His first impulse was to say he was sorry, to go through all the silly motions of apology, but when he drew away and would have spoken, she still made no attempt at escape but rested her head in the crook of his left arm. Her eyes remained closed.
So he said nothing at all but kissed her again, slowly and thoroughly. It was the best thing he could have done, and at the time he knew it.
Finally she said, a bit dreamily, "Aren't you hungry? I'll bring you some of the concentrate and warm it for you. Then, if you want to sleep, I can keep an eye on things for you. And-and I'd better put on more of my clothes."
She turned as she was about to go out the door. "The food concentrate tastes very nice after you get used to it. Thank you for getting it."
Somehow that, rather than the kisses, was the treaty of peace between them.
When Gillbret entered the control room, hours later, he showed no surprise at finding Biron and Artemisia lost in a foolish kind of conversation. He made no remarks about the fact that Biron's arm was about his niece's waist.

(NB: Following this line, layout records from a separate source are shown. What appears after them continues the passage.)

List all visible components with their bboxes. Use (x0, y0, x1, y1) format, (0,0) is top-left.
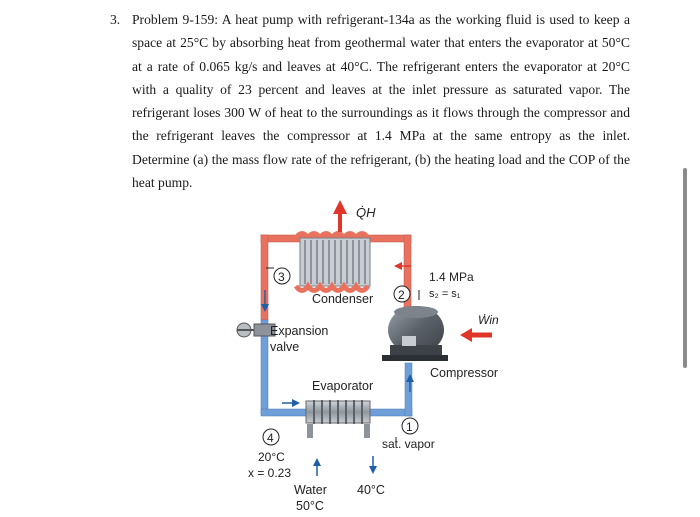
pressure-label: 1.4 MPa (429, 270, 474, 284)
expansion-label-line1: Expansion (270, 324, 329, 338)
qh-label: Q̇H (356, 205, 376, 220)
evaporator-coil (306, 400, 370, 438)
entropy-label: s₂ = s₁ (429, 288, 461, 300)
problem-number: 3. (110, 12, 121, 27)
condenser-coil (296, 234, 370, 291)
state-1-label: 1 (406, 420, 413, 434)
water-temp-label: 50°C (296, 499, 324, 513)
sat-vapor-label: sat. vapor (382, 437, 435, 451)
state-2-label: 2 (398, 288, 405, 302)
inlet-temp-label: 20°C (258, 450, 285, 464)
compressor-icon (382, 306, 448, 361)
problem-text: Problem 9-159: A heat pump with refrigerant-134a as the working fluid is used to keep a space at 25°C by absorbing heat from geothermal water that enters the evaporator at 50°C at a rate of 0.065 kg/s and leaves at 40°C. The refrigerant enters the evaporator at 20°C with a quality of 23 percent and leaves at the inlet pressure as saturated vapor. The refrigerant loses 300 W of heat to the surroundings as it flows through the compressor and the refrigerant leaves the compressor at 1.4 MPa at the same entropy as the inlet. Determine (a) the mass flow rate of the refrigerant, (b) the heating load and the COP of the heat pump. (132, 12, 630, 191)
state-3-label: 3 (278, 270, 285, 284)
condenser-label: Condenser (312, 292, 374, 306)
evaporator-label: Evaporator (312, 379, 374, 393)
expansion-label-line2: valve (270, 340, 300, 354)
win-label: Ẇin (478, 313, 499, 327)
compressor-label: Compressor (430, 366, 499, 380)
water-label: Water (294, 483, 327, 497)
water-out-temp-label: 40°C (357, 483, 385, 497)
quality-label: x = 0.23 (248, 466, 292, 480)
state-4-label: 4 (267, 431, 274, 445)
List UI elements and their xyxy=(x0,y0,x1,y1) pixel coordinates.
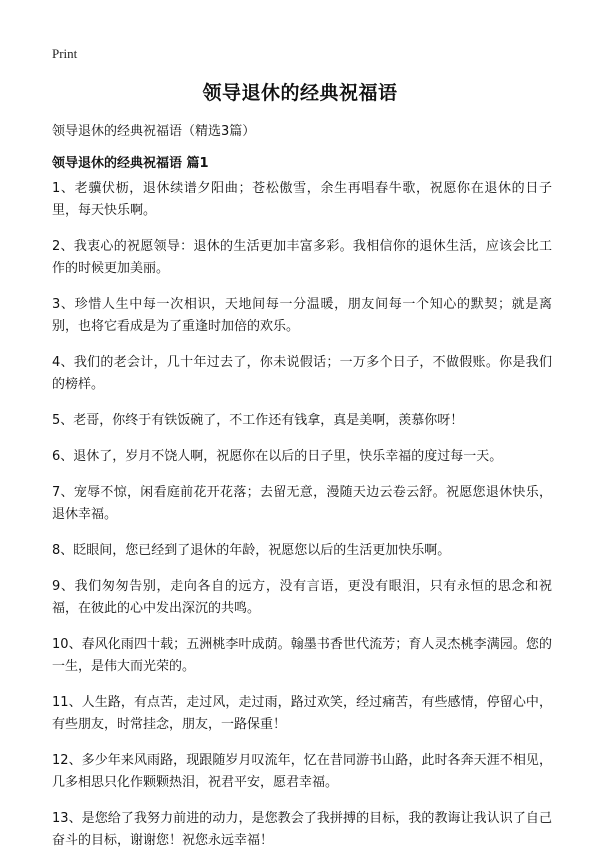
list-item: 6、退休了，岁月不饶人啊，祝愿你在以后的日子里，快乐幸福的度过每一天。 xyxy=(52,449,503,464)
list-item: 9、我们匆匆告别，走向各自的远方，没有言语，更没有眼泪，只有永恒的思念和祝福，在彼此的心中发出深沉的共鸣。 xyxy=(52,579,552,616)
list-item: 3、珍惜人生中每一次相识，天地间每一分温暖，朋友间每一个知心的默契；就是离别，也将它看成是为了重逢时加倍的欢乐。 xyxy=(52,297,552,334)
list-item: 13、是您给了我努力前进的动力，是您教会了我拼搏的目标，我的教诲让我认识了自己奋斗的目标，谢谢您！祝您永远幸福！ xyxy=(52,811,552,848)
list-item: 5、老哥，你终于有铁饭碗了，不工作还有钱拿，真是美啊，羡慕你呀！ xyxy=(52,413,464,428)
list-item: 8、眨眼间，您已经到了退休的年龄，祝愿您以后的生活更加快乐啊。 xyxy=(52,543,451,558)
list-item: 10、春风化雨四十载；五洲桃李叶成荫。翰墨书香世代流芳；育人灵杰桃李满园。您的一生，是伟大而光荣的。 xyxy=(52,637,552,674)
list-item: 11、人生路，有点苦，走过风，走过雨，路过欢笑，经过痛苦，有些感情，停留心中，有些朋友，时常挂念，朋友，一路保重！ xyxy=(52,695,552,732)
list-item: 4、我们的老会计，几十年过去了，你未说假话；一万多个日子，不做假账。你是我们的榜样。 xyxy=(52,355,552,392)
list-item: 7、宠辱不惊，闲看庭前花开花落；去留无意，漫随天边云卷云舒。祝愿您退休快乐，退休幸福。 xyxy=(52,485,552,522)
document-subtitle: 领导退休的经典祝福语（精选3篇） xyxy=(52,124,256,139)
print-link[interactable]: Print xyxy=(52,46,78,61)
section-heading: 领导退休的经典祝福语 篇1 xyxy=(52,156,209,171)
list-item: 2、我衷心的祝愿领导：退休的生活更加丰富多彩。我相信你的退休生活，应该会比工作的时候更加美丽。 xyxy=(52,239,552,276)
list-item: 12、多少年来风雨路，现跟随岁月叹流年，忆在昔同游书山路，此时各奔天涯不相见，几多相思只化作颗颗热泪，祝君平安，愿君幸福。 xyxy=(52,753,552,790)
page-title: 领导退休的经典祝福语 xyxy=(202,82,398,104)
blessing-list xyxy=(52,178,552,866)
list-item: 1、老骥伏枥，退休续谱夕阳曲；苍松傲雪，余生再唱春牛歌，祝愿你在退休的日子里，每天快乐啊。 xyxy=(52,181,552,218)
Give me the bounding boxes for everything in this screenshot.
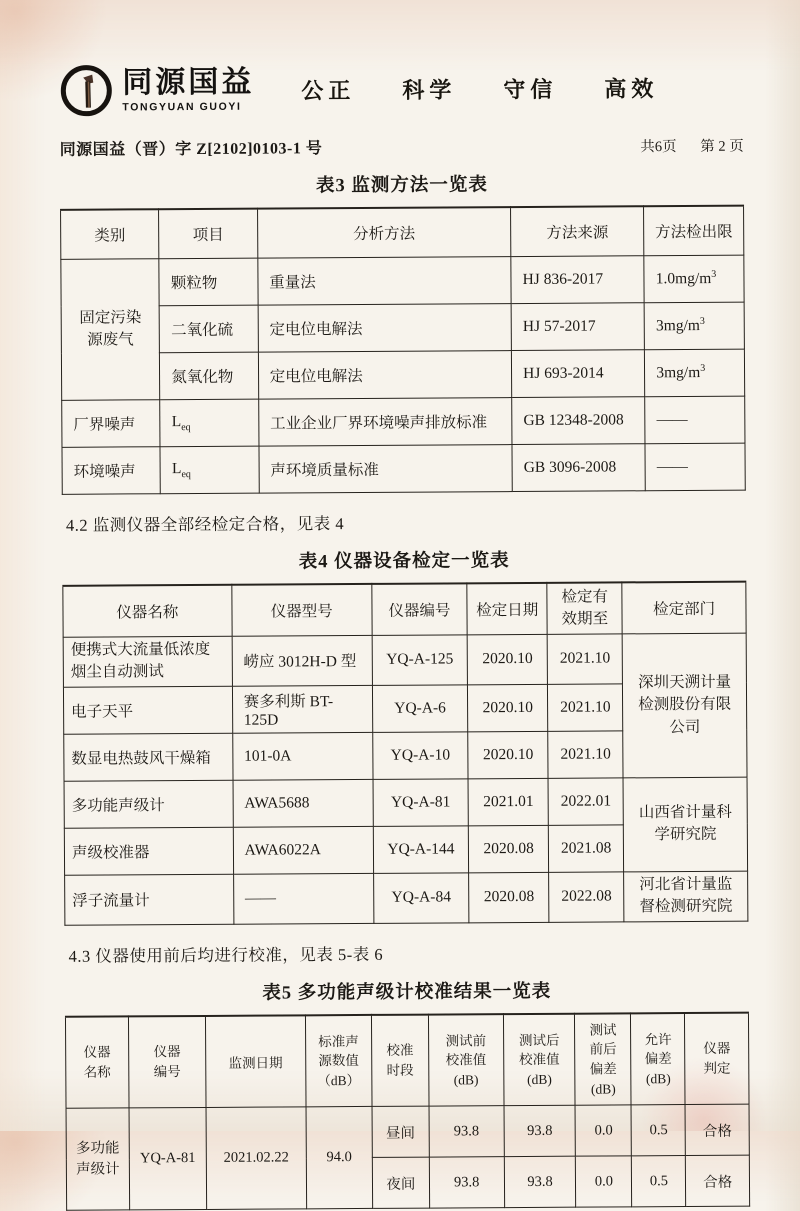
section-4-2: 4.2 监测仪器全部经检定合格，见表 4 (65, 514, 345, 535)
t3-h-method: 分析方法 (257, 207, 511, 258)
table3-title: 表3 监测方法一览表 (315, 175, 488, 197)
t5-cell-period: 昼间 (372, 1106, 429, 1157)
table5-header-row (65, 1013, 749, 1109)
t4-h-dept: 检定部门 (622, 582, 746, 634)
t4-cell-valid: 2021.10 (548, 731, 623, 778)
t4-cell-valid: 2021.10 (547, 634, 622, 684)
page-indicator (640, 135, 744, 157)
t3-cell-category: 固定污染 源废气 (61, 259, 160, 401)
t5-h-allowed: 允许 偏差 (dB) (631, 1013, 686, 1105)
t3-cell-item: $L_{eq}$ (160, 399, 259, 447)
t4-cell-model: —— (233, 873, 373, 924)
t5-h-deviation: 测试 前后 偏差 (dB) (575, 1013, 632, 1105)
t5-h-period: 校准 时段 (371, 1014, 428, 1106)
table3-row (62, 443, 745, 494)
slogan-science: 科学 (402, 76, 457, 103)
company-logo (59, 63, 254, 118)
t4-cell-code: YQ-A-144 (373, 826, 469, 874)
t5-cell-deviation: 0.0 (576, 1156, 632, 1207)
t5-cell-name: 多功能 声级计 (66, 1108, 129, 1210)
t4-cell-name: 多功能声级计 (64, 780, 233, 828)
table5-calibration-results (65, 1012, 750, 1211)
slogan-row (301, 72, 658, 105)
t4-h-model: 仪器型号 (232, 584, 372, 636)
t4-h-valid: 检定有 效期至 (547, 582, 622, 634)
t4-cell-date: 2020.10 (468, 684, 548, 731)
t3-cell-method: 声环境质量标准 (259, 445, 513, 494)
document-number: 同源国益（晋）字 Z[2102]0103-1 号 (59, 140, 323, 159)
t4-cell-name: 便携式大流量低浓度 烟尘自动测试 (63, 636, 232, 687)
table3-row (62, 396, 745, 447)
t4-cell-code: YQ-A-10 (372, 732, 468, 780)
t5-cell-after: 93.8 (504, 1105, 576, 1156)
table5-title: 表5 多功能声级计校准结果一览表 (262, 981, 552, 1004)
page-header (59, 60, 743, 118)
slogan-integrity: 守信 (503, 76, 558, 102)
t5-h-std: 标准声 源数值 （dB） (305, 1015, 372, 1107)
t3-cell-method: 定电位电解法 (258, 304, 512, 353)
table4-row (63, 633, 746, 687)
t3-cell-source: GB 12348-2008 (512, 397, 645, 445)
t5-cell-code: YQ-A-81 (129, 1108, 207, 1210)
logo-text (122, 67, 254, 112)
table3-row (61, 349, 744, 400)
t3-cell-item: 颗粒物 (159, 258, 258, 306)
t5-h-before: 测试前 校准值 (dB) (428, 1014, 504, 1106)
t3-cell-source: HJ 57-2017 (511, 303, 644, 351)
t4-cell-date: 2020.10 (467, 634, 547, 684)
t4-cell-model: 崂应 3012H-D 型 (232, 635, 372, 686)
t3-cell-item: 二氧化硫 (159, 305, 258, 353)
t4-cell-valid: 2022.01 (548, 778, 623, 825)
t4-cell-model: 赛多利斯 BT-125D (232, 685, 372, 733)
t4-cell-model: 101-0A (232, 732, 372, 780)
t3-cell-source: HJ 693-2014 (511, 350, 644, 398)
t5-cell-deviation: 0.0 (575, 1105, 631, 1156)
t4-cell-valid: 2021.10 (548, 684, 623, 731)
table3-monitoring-methods (60, 205, 746, 495)
t4-cell-code: YQ-A-125 (372, 635, 468, 686)
table4-title: 表4 仪器设备检定一览表 (298, 551, 510, 573)
t5-cell-before: 93.8 (429, 1106, 504, 1157)
t3-cell-category: 厂界噪声 (62, 400, 161, 448)
t4-cell-date: 2020.10 (468, 731, 548, 778)
slogan-efficiency: 高效 (604, 75, 659, 101)
t4-cell-date: 2020.08 (469, 872, 549, 922)
t4-cell-code: YQ-A-6 (372, 685, 468, 733)
t4-h-date: 检定日期 (467, 583, 547, 635)
t4-cell-name: 电子天平 (63, 686, 232, 734)
page-current: 第 2 页 (700, 138, 744, 155)
t5-cell-std: 94.0 (306, 1107, 373, 1209)
t5-h-result: 仪器 判定 (685, 1013, 749, 1105)
t4-cell-date: 2021.01 (468, 778, 548, 825)
t5-cell-result: 合格 (686, 1155, 750, 1206)
table4-row (64, 777, 747, 828)
t3-cell-item: 氮氧化物 (160, 352, 259, 400)
t5-cell-allowed: 0.5 (631, 1105, 685, 1156)
table5-row (66, 1104, 749, 1159)
t4-cell-name: 浮子流量计 (65, 874, 234, 925)
t3-cell-method: 定电位电解法 (258, 351, 512, 400)
table3-row (61, 255, 744, 306)
t4-cell-date: 2020.08 (469, 825, 549, 872)
t5-cell-date: 2021.02.22 (206, 1107, 306, 1210)
t4-h-name: 仪器名称 (63, 585, 232, 638)
t3-cell-category: 环境噪声 (62, 447, 161, 495)
document-meta-line (60, 133, 744, 160)
t3-cell-item: $L_{eq}$ (160, 446, 259, 494)
t3-h-category: 类别 (61, 209, 160, 259)
t5-cell-allowed: 0.5 (632, 1156, 686, 1207)
pages-total: 共6页 (640, 139, 677, 156)
t4-cell-model: AWA6022A (233, 826, 373, 874)
t5-cell-period: 夜间 (372, 1157, 429, 1208)
t4-cell-name: 数显电热鼓风干燥箱 (64, 733, 233, 781)
t5-cell-after: 93.8 (504, 1156, 576, 1207)
section-4-3: 4.3 仪器使用前后均进行校准，见表 5-表 6 (68, 944, 384, 966)
t3-cell-limit: —— (645, 396, 745, 444)
table4-header-row (63, 582, 746, 638)
t4-cell-name: 声级校准器 (64, 827, 233, 875)
t3-cell-method: 工业企业厂界环境噪声排放标准 (258, 398, 512, 447)
t4-cell-dept: 河北省计量监 督检测研究院 (624, 871, 748, 922)
logo-name-en: TONGYUAN GUOYI (122, 100, 242, 114)
t3-cell-limit: $3mg/m^3$ (644, 302, 744, 350)
t5-h-date: 监测日期 (205, 1015, 305, 1107)
t5-h-code: 仪器 编号 (128, 1016, 206, 1108)
slogan-justice: 公正 (301, 77, 356, 103)
t5-cell-result: 合格 (685, 1104, 749, 1155)
t5-h-after: 测试后 校准值 (dB) (503, 1014, 575, 1106)
t3-cell-method: 重量法 (258, 257, 512, 306)
t4-cell-valid: 2022.08 (549, 872, 624, 922)
t3-cell-source: HJ 836-2017 (511, 256, 644, 304)
t3-cell-limit: —— (645, 443, 745, 491)
t3-cell-source: GB 3096-2008 (512, 444, 645, 492)
t3-h-limit: 方法检出限 (644, 206, 744, 256)
t5-h-name: 仪器 名称 (65, 1016, 128, 1108)
logo-name-cn: 同源国益 (122, 65, 255, 100)
t4-cell-valid: 2021.08 (549, 825, 624, 872)
table4-row (65, 871, 748, 925)
t3-cell-limit: $1.0mg/m^3$ (644, 255, 744, 303)
t4-cell-dept: 山西省计量科 学研究院 (623, 777, 747, 872)
t4-h-code: 仪器编号 (372, 583, 468, 635)
t3-h-item: 项目 (159, 209, 258, 259)
t4-cell-dept: 深圳天溯计量 检测股份有限 公司 (622, 633, 747, 778)
table4-instrument-verification (62, 581, 748, 926)
table3-row (61, 302, 744, 353)
t4-cell-code: YQ-A-81 (373, 779, 469, 827)
t3-h-source: 方法来源 (511, 206, 644, 256)
logo-icon (59, 63, 113, 117)
t4-cell-model: AWA5688 (233, 779, 373, 827)
t3-cell-limit: $3mg/m^3$ (645, 349, 745, 397)
table3-header-row (61, 206, 744, 260)
t5-cell-before: 93.8 (429, 1157, 504, 1208)
t4-cell-code: YQ-A-84 (373, 873, 469, 924)
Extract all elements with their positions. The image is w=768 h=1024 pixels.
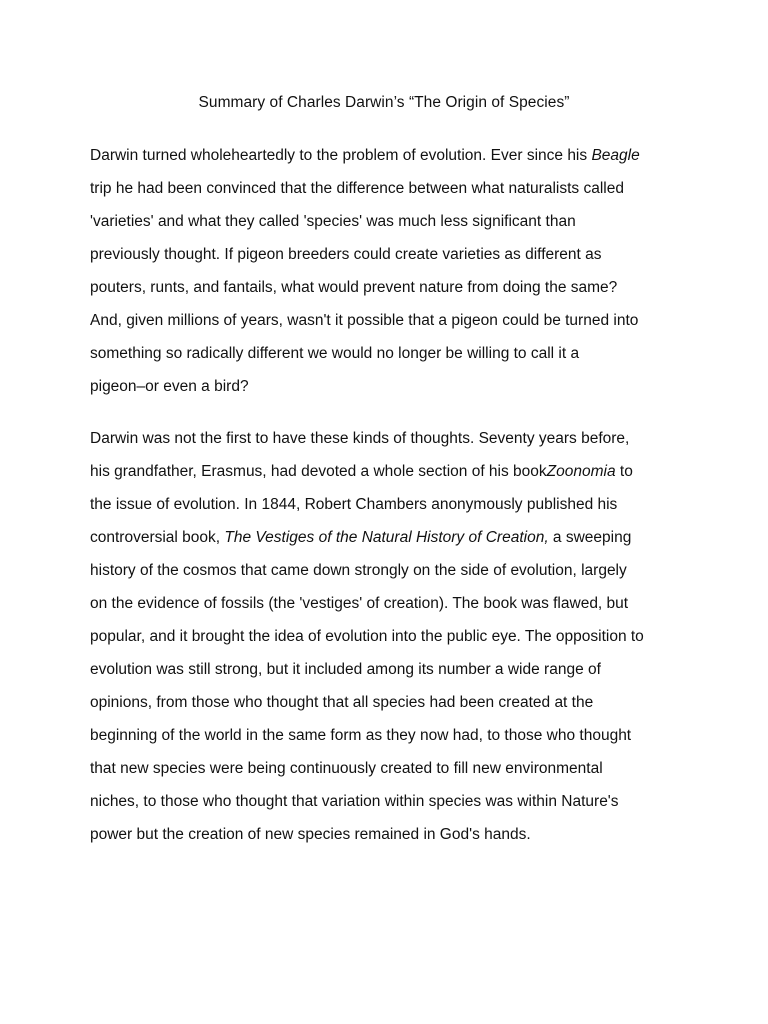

He said, "When are we Jumping, Biron?"
"In half an hour," said Biron.
The half hour passed; the controls were set; conversation languished and died.
At zero time Biron drew a deep breath and yanked a lever the full length of its arc, from left to right.
It was not as it had been on the liner. The Remorseless was smaller and the Jump was consequently less smooth. Biron staggered, and for a split second things wavered.
And then they were smooth and solid again.
The stars in the visiplate had changed. Biron rotated the ship, so that the star field lifted, each star moving in a stately arc. One star appeared finally, brilliantly white and more than a point. It was a tiny sphere, a burning speck of sand. Biron caught it, steadied the ship before it was lost again, and turned the telescope upon it, throwing in the spectroscopic attachment.
He turned again to the Ephemeris, and checked under the column headed "Spectral Characteristics." Then he got out of the pilot's chair and said, "It's still too far. I'll have to nudge up to it. But, anyway, that's Lingane right ahead."
It was the first Jump he had ever made, and it was successful.